Still, the chief encouraged the public to do more to aid police, calling residents the city's "greatest crime-fighting resource."
"I continue to urge citizens to report crimes, to talk to police when you have information about a crime and to assist with prosecutions," said Isom. "The 'stop snitching' mentality has not benefitted anyone except for the criminals who avoid arrest or prosecution when victims or witnesses stay silent."
Here are the specific crime tallies of 2010, broken down by type of incident:
Violent Crime (Crimes Against Persons) decreased 15.6% compared to 2009, from 7,353 to 6,205. And 2010 had the fewest violent crime reports since 1967 when 6,020 violent crimes were reported.
Violent Crimes for 2010
Homicides: 144, up 0.7 percent compared to 143 in '09
Forcible Rapes: 188, down 25 percent from the 250 in '09
Robberies: 2,125, down 22 percent from the 2,721 in '09 and lowest since 1963
Aggravated Assault: 3,748 down 11 percent from 4,239 in '09
Property Crimes for 2010
Vehicle Thefts: 4,263, down 14 percent compared to 4,962 in '09. Police say that's the fewest number of car thefts since 1961! Still, that's an average of 11.6 cars stolen each day in St.

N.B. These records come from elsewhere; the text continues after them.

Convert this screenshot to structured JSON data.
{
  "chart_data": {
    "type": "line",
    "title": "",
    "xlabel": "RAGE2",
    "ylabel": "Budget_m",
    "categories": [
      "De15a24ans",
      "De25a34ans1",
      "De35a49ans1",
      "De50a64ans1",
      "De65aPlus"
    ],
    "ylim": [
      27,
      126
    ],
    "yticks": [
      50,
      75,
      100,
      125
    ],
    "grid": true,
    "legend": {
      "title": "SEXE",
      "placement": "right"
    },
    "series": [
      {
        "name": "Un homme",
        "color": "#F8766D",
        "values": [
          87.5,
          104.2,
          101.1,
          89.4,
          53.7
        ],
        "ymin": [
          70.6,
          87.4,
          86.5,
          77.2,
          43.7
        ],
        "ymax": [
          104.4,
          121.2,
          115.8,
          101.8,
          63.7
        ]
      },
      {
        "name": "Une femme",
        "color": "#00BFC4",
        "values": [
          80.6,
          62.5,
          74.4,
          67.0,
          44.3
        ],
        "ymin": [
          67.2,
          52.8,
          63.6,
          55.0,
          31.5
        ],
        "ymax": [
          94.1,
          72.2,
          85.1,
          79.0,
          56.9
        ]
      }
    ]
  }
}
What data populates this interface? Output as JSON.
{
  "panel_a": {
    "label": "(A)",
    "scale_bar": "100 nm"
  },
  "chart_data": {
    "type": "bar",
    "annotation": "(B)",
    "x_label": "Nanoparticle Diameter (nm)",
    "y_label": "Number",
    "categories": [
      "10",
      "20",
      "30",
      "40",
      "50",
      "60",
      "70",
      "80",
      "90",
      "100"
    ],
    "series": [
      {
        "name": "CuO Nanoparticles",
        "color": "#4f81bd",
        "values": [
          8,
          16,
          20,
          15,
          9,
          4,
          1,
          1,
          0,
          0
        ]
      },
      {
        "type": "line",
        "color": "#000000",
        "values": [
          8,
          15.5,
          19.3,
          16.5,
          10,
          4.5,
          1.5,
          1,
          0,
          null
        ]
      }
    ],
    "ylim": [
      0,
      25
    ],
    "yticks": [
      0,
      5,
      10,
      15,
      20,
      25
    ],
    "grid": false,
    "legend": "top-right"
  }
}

Louis. Pretty impressive, I'd say.
Burglaries: 6,705, down two percent from 6,834 in '09
Larcenies (aka shoplifting, stealing, simple thefts): 16,356 down eight percent from 17,799 in '09. However "car clouting" (larceny from vehicles) actually increased 5.6 percent in 2010.
So, based on these numbers, will St. Louis retain its title next year as America's Most Dangerous City? Guess we'll have to wait and see on that one. It's worth noting, however, that violent crime is down nationwide in 2010.
As we've done the last few years, I plan to get additional homicide data from the St. Louis. If 2010 is anything like recent years, at least one-third of victims will be between the ages of 13 and 21.